Bütün bu nedenlerle olsa gerek Hitler, Sovyetleri işgal harekâtı başlamadan önce, işgal savaşında “sınırsız kurallar” uygulanacağını belirtti. 13 Mayıs 1941’de “Barbarossa Kararı” isimli emir yayınladı. Bu emir, işgal topraklarındaki Nazi subaylarına doğrudan yargısız infaz yetkisi vererek yargılanmama garantisi sağladı.
Ardından 6 Haziran 1941 günü “Komiser Emri” yayınlandı. Belgede çok açıkça siyasi komiserler “direniş, nefret ve zulüm taşıyıcıları” olarak nitelendi ve her siyasi komiserin derhal idam edilmesi emredildi. Tam adı “Politik komiserlere uygulanacak muamele esasları” olan emirde “Asya kökenli barbar savaş usullerinin yaratıcıları” olarak nitelenen ‘Komiserlerin’ üniformalı olsalar da normal asker olarak değerlendirilemeyecekleri, dolayısıyla ‘savaş esiri’ de sayılamayacakları karara bağlanıyor ve ‘atış serbest’ deniliyordu. Ne kadar kapalı dille yazılırsa yazılsın, emir başlangıçta gelenekçi Alman generallerinden bazılarını rahatsız etti. Generaller “Kızıl Ordu askerlerinin teslim olmasını teşvik etmenin bir yolu olarak emrin yumuşatılması” gerekliliğini Hitler’e ilettiler hatta ama gelen yanıt çok sertti: Emir geçerlidir ve uygulanacak!
Tarihin mirası
Eh zaten uygulanıyordu da. Bunun için yazılı emir de gerekmiyordu aslında, SS haydutları önlerine kim çıkarsa kitleler halinde öldürürken özel emirlere ihtiyaç duymuyorlardı ama elleri de rahatlamıştı. O yıl, binlerce Siyasi Komiser esir düştükten sonra kurşuna dizildi. Yine de bu sayı çok azdı, çünkü Komiserlerin çoğu düşmanın eline geçmemek için çarpışarak yaşamını yitirmişti.

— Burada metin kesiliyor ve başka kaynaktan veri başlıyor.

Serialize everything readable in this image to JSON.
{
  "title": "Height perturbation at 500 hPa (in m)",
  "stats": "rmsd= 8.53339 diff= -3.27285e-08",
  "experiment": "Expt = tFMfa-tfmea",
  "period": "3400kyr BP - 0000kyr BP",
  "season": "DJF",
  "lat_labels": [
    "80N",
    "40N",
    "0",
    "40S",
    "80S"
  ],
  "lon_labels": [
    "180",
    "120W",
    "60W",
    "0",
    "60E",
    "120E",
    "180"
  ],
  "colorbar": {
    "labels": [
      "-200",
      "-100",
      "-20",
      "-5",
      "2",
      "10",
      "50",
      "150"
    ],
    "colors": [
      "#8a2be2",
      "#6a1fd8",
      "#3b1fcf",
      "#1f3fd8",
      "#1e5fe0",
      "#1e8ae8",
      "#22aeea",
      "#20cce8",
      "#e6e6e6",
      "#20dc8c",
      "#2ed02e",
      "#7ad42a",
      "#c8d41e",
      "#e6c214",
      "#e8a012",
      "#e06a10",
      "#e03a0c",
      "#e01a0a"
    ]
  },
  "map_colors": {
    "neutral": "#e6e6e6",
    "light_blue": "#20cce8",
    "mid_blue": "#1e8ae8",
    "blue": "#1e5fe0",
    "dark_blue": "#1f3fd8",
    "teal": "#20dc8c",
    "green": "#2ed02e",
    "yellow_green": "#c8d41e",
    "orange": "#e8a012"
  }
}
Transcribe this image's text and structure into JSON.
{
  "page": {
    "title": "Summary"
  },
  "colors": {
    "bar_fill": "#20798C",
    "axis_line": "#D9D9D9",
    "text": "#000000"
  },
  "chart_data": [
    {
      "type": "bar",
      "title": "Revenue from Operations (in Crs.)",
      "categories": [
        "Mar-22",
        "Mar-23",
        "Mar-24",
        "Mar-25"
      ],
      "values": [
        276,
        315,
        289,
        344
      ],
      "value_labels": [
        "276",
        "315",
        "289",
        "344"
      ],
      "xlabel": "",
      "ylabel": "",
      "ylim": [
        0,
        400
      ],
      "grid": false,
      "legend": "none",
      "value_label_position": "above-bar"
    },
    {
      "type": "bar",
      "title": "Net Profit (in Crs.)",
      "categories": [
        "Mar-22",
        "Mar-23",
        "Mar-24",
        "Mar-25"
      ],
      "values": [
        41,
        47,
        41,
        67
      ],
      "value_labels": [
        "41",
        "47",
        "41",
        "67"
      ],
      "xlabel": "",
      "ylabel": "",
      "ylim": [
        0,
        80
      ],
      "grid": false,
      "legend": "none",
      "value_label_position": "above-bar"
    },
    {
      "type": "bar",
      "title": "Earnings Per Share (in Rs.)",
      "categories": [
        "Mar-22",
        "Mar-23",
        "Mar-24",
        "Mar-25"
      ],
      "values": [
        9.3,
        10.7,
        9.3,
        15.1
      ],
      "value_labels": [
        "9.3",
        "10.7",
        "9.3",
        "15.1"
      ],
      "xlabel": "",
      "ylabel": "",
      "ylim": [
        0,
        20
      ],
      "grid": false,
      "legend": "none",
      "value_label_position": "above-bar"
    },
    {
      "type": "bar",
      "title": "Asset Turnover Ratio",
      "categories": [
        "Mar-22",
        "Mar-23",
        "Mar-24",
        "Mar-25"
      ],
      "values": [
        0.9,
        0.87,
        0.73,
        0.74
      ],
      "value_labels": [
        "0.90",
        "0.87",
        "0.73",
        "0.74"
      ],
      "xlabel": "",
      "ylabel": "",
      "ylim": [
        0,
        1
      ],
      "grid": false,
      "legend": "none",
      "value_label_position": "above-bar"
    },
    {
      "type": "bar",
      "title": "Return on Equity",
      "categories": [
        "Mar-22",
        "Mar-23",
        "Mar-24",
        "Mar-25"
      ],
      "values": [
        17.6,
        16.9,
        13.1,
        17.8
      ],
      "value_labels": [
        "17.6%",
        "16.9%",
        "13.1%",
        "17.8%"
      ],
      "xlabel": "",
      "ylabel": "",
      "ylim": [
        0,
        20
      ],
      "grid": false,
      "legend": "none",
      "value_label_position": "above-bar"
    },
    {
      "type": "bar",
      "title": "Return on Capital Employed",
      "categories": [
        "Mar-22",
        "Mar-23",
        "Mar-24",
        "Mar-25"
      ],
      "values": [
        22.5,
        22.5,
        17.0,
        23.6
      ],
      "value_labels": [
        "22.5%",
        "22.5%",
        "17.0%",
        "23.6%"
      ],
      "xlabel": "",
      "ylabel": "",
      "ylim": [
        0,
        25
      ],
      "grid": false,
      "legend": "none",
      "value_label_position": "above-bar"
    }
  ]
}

Sonradan görev konumları değiştirilip ‘komutan yardımcılığı’ gibi roller verilse de Siyasi Komiserlik, bir savaş deneyimi olarak tarihte yerini aldı. Çok sonraları namlı SS subayları onlardan söz ederken “Bu insanlar Sovyet direnişinin temelini oluşturdular ve birliklerin kanının son damlasına kadar savaşmalarını sağladılar. Acımasız olabilirlerdi, ancak çoğu durumda kendilerini de korumadılar” diyordu.